Below, The Los Angeles Bankruptcy Firm provides the answers to questions frequently asked in its practice helping people in Southern California through a Chapter 13 adjustment of debts. If you have other questions or need advice on a particular situation, contact The Los Angeles Bankruptcy Firm for a free consultation.

How long will the bankruptcy appear on my credit report?
A Chapter 13 bankruptcy stays on your credit report for seven years, as opposed to ten years in the case of a Chapter 7. It cannot be removed early, although there are many things you can do to start rebuilding credit soon after the bankruptcy proceedings have concluded.

How is eligibility for Chapter 13 determined?
Chapter 13 does not require a means test the way Chapter 7 does. Unless your debts are very high, as long as you have a steady stream of income that would enable you to meet your monthly living expenses and still have enough funds to contribute to a payment plan, you will be eligible to file Chapter 13.

Will I be able to save my home?
If you have missed loan payments and are facing foreclosure, Chapter 13 allows you to catch up those past payments (“arrearages”) as part of your three-year or five-year payment plan. Although this move will stop the foreclosure, you must continue to make your monthly mortgage payments going forward, or you could still lose your home to a foreclosure.

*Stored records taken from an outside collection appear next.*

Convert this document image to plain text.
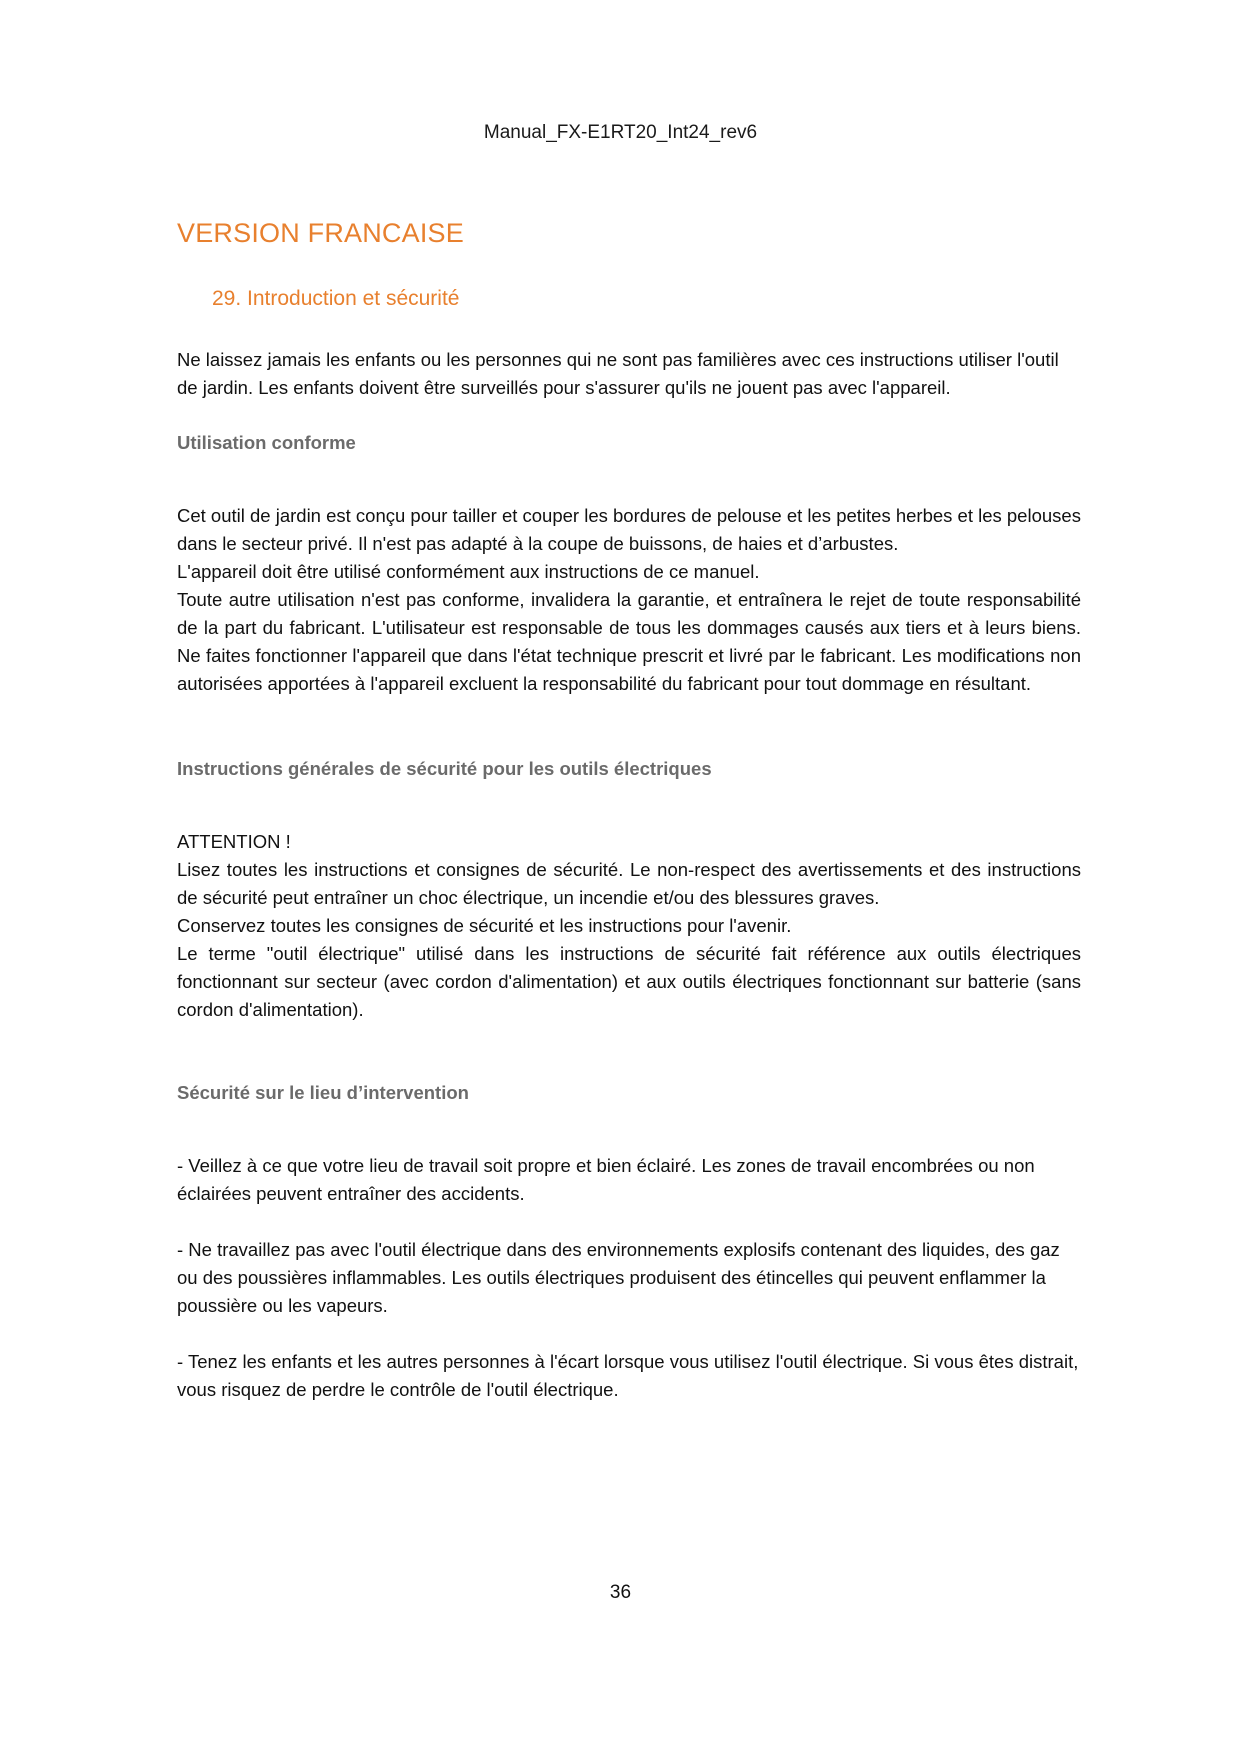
Manual_FX-E1RT20_Int24_rev6
VERSION FRANCAISE
29. Introduction et sécurité

Ne laissez jamais les enfants ou les personnes qui ne sont pas familières avec ces instructions utiliser l'outil de jardin. Les enfants doivent être surveillés pour s'assurer qu'ils ne jouent pas avec l'appareil.

Utilisation conforme

Cet outil de jardin est conçu pour tailler et couper les bordures de pelouse et les petites herbes et les pelouses dans le secteur privé. Il n'est pas adapté à la coupe de buissons, de haies et d’arbustes.

L'appareil doit être utilisé conformément aux instructions de ce manuel.

Toute autre utilisation n'est pas conforme, invalidera la garantie, et entraînera le rejet de toute responsabilité de la part du fabricant. L'utilisateur est responsable de tous les dommages causés aux tiers et à leurs biens. Ne faites fonctionner l'appareil que dans l'état technique prescrit et livré par le fabricant. Les modifications non autorisées apportées à l'appareil excluent la responsabilité du fabricant pour tout dommage en résultant.

Instructions générales de sécurité pour les outils électriques

ATTENTION !

Lisez toutes les instructions et consignes de sécurité. Le non-respect des avertissements et des instructions de sécurité peut entraîner un choc électrique, un incendie et/ou des blessures graves.

Conservez toutes les consignes de sécurité et les instructions pour l'avenir.

Le terme "outil électrique" utilisé dans les instructions de sécurité fait référence aux outils électriques fonctionnant sur secteur (avec cordon d'alimentation) et aux outils électriques fonctionnant sur batterie (sans cordon d'alimentation).

Sécurité sur le lieu d’intervention

- Veillez à ce que votre lieu de travail soit propre et bien éclairé. Les zones de travail encombrées ou non éclairées peuvent entraîner des accidents.

- Ne travaillez pas avec l'outil électrique dans des environnements explosifs contenant des liquides, des gaz ou des poussières inflammables. Les outils électriques produisent des étincelles qui peuvent enflammer la poussière ou les vapeurs.

- Tenez les enfants et les autres personnes à l'écart lorsque vous utilisez l'outil électrique. Si vous êtes distrait, vous risquez de perdre le contrôle de l'outil électrique.

36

I recently finished a three-year payment plan under Chapter 13. However, I fell behind on my other obligations and find myself back in the same old financial mess. Can I file bankruptcy again?
The law prohibits you from filing for Chapter 13 within two years of a previous Chapter 13 discharge. If you previously had a Chapter 7 discharge, you may not file Chapter 13 for four years.

What if my bankruptcy case was dismissed? Am I allowed to re-file?
Yes, but you must wait 180 days if your case was dismissed due to a fraudulent filing or for not following a court order or other reasons. Otherwise, you may re-file earlier. In either case, however, if you re-file within a year of dismissal, the automatic stay will only be effective for 30 days, unless you are granted an extension by the court.